Rolling Thunder Bicycles
- Devise a security plan for Rolling Thunder Bicycles. Identify the various classes of users and determine the level of access required by each group. Create any queries necessary to provide the desired security.
- Devise a backup and recovery plan for Rolling Thunder Bicycles. Be sure to specify what data should be backed up and how often. Outline a basic disaster plan for the company. Where are security problems likely in the existing application? How should duties be separated to improve security?
- Use the performance analyzer tools available for your DBMS to evaluate the tables, queries, forms, and reports. Provide an explanation of the top five recommendations.
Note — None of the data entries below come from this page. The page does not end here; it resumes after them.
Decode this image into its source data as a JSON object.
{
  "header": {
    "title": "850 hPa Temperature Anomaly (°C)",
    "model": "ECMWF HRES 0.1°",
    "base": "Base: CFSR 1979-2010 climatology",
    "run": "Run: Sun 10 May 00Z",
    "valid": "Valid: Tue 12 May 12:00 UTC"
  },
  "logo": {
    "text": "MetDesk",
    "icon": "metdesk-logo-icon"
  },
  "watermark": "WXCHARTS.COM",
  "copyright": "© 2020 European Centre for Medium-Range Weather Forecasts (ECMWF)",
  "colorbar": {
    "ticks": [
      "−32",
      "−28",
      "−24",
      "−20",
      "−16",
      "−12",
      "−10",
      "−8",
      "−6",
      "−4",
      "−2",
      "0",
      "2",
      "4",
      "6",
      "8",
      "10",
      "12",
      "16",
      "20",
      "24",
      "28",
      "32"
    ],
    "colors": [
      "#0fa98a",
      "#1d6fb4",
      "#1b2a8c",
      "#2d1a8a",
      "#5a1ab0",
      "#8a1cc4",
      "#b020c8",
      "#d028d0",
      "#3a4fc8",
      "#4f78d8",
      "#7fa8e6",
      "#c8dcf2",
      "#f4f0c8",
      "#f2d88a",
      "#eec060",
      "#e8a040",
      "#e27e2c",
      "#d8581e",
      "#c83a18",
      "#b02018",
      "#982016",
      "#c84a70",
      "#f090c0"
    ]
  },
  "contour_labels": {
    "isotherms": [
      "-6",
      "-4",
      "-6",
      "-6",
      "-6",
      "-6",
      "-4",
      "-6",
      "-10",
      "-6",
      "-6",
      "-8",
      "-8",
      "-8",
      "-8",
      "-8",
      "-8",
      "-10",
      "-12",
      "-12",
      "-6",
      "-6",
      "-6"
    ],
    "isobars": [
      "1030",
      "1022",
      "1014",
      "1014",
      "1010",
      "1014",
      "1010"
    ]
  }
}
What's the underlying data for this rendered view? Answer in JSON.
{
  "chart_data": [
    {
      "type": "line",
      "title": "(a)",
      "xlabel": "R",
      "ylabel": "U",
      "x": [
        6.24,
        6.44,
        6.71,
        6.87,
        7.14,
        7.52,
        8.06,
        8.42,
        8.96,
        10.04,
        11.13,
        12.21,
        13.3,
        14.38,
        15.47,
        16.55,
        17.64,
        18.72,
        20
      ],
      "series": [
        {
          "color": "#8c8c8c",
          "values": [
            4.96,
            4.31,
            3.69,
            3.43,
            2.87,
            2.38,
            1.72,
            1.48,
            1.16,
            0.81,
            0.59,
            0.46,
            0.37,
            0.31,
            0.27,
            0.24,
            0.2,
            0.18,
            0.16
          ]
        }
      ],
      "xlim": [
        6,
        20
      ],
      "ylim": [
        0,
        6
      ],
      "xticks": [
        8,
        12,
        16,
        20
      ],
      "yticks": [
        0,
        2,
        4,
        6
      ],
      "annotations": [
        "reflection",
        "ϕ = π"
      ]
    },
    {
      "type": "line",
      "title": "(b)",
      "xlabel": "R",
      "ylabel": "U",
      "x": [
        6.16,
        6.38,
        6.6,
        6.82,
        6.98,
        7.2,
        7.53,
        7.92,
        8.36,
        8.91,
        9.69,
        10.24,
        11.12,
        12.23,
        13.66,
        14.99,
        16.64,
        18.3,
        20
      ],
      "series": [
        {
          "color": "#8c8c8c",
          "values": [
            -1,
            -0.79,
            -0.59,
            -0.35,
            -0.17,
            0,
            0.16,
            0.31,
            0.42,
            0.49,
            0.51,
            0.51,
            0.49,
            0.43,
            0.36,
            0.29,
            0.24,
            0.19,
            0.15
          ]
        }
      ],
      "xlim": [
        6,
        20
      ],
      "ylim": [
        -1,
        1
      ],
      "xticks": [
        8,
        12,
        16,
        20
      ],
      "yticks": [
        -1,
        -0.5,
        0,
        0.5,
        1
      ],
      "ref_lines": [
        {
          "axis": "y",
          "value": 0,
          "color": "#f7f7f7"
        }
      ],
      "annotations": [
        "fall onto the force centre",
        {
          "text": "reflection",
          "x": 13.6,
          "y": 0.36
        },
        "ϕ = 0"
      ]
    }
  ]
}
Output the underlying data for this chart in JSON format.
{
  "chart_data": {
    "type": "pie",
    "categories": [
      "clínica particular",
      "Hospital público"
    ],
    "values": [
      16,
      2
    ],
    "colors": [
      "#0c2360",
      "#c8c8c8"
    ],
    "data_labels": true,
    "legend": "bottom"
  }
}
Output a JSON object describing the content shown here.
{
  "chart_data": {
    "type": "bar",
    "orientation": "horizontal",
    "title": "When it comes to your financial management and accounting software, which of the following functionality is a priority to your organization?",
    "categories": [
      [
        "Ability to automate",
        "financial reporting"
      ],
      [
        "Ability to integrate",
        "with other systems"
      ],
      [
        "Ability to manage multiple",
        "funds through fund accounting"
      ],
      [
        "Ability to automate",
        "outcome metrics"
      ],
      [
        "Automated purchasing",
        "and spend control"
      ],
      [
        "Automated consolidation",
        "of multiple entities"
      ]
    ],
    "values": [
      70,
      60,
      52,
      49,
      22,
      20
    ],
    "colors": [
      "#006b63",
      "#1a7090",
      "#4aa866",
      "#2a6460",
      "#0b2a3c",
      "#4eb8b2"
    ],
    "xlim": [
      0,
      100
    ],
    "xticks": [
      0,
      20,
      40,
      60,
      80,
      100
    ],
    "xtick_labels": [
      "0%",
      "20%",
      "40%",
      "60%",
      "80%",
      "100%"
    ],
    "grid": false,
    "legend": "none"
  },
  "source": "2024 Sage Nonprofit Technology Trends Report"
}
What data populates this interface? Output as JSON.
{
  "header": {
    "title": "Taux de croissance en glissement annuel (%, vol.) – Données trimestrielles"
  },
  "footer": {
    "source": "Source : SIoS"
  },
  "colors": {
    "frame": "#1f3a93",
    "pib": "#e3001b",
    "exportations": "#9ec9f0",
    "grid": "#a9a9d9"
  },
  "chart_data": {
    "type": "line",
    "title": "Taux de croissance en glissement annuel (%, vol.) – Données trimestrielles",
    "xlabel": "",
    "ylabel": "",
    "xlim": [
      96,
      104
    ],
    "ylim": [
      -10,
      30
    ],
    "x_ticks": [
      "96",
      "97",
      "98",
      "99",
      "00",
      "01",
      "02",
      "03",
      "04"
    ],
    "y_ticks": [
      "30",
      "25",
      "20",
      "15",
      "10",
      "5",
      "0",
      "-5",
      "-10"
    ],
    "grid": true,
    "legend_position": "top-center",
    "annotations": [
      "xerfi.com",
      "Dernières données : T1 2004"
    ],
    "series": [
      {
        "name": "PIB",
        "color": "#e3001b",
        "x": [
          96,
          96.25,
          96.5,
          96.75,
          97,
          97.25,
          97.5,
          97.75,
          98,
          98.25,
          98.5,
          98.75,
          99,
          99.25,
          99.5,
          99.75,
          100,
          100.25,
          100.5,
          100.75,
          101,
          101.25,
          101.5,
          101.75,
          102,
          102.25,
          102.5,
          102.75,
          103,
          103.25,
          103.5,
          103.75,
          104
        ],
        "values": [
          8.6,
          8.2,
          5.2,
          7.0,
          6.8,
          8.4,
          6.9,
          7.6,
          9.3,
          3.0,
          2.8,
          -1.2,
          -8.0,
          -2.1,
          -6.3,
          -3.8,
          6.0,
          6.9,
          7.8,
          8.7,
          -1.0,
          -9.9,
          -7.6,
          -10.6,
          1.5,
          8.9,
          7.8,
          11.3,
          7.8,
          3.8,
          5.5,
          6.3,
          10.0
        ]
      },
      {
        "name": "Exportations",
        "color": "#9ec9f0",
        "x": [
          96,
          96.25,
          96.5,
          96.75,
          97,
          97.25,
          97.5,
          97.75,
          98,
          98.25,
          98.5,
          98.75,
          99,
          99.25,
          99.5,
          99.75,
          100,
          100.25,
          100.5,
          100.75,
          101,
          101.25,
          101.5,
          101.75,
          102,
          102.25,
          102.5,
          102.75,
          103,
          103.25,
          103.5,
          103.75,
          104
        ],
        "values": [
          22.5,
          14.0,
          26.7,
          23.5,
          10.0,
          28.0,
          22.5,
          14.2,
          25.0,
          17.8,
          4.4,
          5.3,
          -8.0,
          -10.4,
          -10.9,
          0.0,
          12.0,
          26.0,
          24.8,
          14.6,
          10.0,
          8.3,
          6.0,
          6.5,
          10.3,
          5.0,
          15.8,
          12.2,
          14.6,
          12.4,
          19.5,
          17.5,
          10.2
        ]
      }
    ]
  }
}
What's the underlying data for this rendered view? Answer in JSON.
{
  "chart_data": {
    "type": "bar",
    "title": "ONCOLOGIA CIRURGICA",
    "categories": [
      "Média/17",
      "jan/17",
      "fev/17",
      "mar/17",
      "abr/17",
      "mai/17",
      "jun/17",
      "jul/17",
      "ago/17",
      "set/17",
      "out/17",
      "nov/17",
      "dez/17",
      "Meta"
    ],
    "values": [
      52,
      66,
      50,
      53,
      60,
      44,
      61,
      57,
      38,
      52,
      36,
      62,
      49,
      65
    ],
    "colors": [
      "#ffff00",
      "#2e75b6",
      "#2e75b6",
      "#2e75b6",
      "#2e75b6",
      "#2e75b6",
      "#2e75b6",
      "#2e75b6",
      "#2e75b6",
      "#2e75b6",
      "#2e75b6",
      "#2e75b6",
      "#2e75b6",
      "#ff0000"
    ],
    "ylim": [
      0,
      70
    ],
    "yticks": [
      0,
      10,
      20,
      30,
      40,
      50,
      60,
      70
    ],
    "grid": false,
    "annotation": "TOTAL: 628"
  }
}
- The company is planning to set up a Web site to enable customers to enter and track their orders using the Internet. Explain the additional security procedures that will be needed.
Corner Med
- Specify the access permissions needed at Corner Med. Focus on the two main user groups: clerical and medical staff, but also include a managerial group that reviews financial and treatment summary data—without needing access to individual patient data. The plan should address the privacy implications.
- The company would like to give wireless devices to the medical staff to give them access to the data while talking with patients. Research the potential security issues and describe a solution that would protect the privacy and security, and remain usable.
- Describe the physical security precautions that need to be taken. How will users be authenticated? Where should the servers and data be stored? How will backups be handled?
- Identify the elements of the database that should be stored in encrypted form. Pick a DBMS and research the support available to encrypt individual data elements.